AZİZ ORUÇ / İSTANBUL

DEM Parti Riha Milletvekili ve Meclis Adalet Komisyonu Üyesi Dilan Kunt Ayan, Kürt sorununun çözümü için Meclis’te komisyon kurulmasının kritik bir adım olduğunu söyledi. Ayan, "Meclis kapansa bile komisyon kurulabilir ve çalışmalarını sürdürebilir. Yeni yasama yılına kadar gerekli düzenlemeler Genel Kurul’a sunulabilecek duruma gelir” diye konuştu. 

Riha Milletvekili Dilan Kunt Ayan, gazetemize yaptığı açıklamada, Kürt sorununun çözüm süreci kapsamında iktidarın gereken adımları atmadığını, Kürt Halk Önderi Abdullah Öcalan’ın 27 Şubat çağrısı, PKK’nin kongre yaparak fesih kararı alması gibi önemli gelişmelere rağmen hükümetin bu sürece uygun karşılık vermediğini söyledi. Sürecin başladığı günden bu yana barışa yönelik çok sayıda çağrı yapıldığını hatırlatan Ayan, toplumsal barışın inşası için Meclis’in devreye girmesi gerektiğini kaydetti.
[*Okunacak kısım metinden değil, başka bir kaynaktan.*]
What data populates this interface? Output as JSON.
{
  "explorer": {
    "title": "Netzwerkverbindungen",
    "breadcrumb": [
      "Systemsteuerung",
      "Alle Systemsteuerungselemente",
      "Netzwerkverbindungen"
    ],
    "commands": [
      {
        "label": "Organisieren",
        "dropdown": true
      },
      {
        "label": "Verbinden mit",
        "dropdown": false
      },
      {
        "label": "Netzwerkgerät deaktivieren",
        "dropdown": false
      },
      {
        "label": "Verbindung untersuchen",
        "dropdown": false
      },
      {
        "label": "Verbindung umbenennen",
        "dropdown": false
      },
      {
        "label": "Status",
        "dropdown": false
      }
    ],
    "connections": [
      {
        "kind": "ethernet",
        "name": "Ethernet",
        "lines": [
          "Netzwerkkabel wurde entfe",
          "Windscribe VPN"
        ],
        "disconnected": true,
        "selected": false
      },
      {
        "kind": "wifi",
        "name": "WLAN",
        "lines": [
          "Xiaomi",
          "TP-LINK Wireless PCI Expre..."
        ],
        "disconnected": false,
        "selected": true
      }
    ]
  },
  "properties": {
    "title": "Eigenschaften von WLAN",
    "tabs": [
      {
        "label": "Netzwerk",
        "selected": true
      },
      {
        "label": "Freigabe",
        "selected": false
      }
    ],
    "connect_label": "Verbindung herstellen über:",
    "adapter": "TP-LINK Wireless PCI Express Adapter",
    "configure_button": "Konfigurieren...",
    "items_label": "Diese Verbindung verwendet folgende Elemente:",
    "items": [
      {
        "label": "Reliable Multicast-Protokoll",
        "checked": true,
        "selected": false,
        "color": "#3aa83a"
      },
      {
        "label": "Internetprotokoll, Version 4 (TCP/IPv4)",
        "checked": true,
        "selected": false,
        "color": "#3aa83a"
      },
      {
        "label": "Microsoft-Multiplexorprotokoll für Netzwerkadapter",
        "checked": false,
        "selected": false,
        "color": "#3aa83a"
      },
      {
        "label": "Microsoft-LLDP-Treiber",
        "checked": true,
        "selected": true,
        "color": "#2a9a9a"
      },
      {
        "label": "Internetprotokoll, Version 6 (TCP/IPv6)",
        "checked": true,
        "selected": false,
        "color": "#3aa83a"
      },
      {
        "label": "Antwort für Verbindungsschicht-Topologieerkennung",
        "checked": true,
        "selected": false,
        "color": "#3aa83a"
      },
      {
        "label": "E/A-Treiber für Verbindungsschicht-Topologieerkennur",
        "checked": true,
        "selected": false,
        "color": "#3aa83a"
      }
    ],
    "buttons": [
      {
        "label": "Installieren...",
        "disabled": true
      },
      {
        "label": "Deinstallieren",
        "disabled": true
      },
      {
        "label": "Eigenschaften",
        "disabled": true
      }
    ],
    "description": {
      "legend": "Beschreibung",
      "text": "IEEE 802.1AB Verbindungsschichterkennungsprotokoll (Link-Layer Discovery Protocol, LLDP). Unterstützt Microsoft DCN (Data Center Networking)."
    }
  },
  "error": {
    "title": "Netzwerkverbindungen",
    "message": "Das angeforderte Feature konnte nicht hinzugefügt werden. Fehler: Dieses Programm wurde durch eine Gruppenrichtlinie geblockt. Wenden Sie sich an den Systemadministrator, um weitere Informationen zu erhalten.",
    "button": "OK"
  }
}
Komisyonun, 16 siyasi partinin katılımı; şeffaf, kapsayıcı ve çözüm odaklı bir anlayışla kurulmasının hedeflendiğini belirten Ayan, "Türkiye’nin uzun süredir devam eden çatışma dinamiklerini sonlandırmak ve kalıcı barışı tesis etmek için bu komisyon kritik rol oynayacaktır" dedi.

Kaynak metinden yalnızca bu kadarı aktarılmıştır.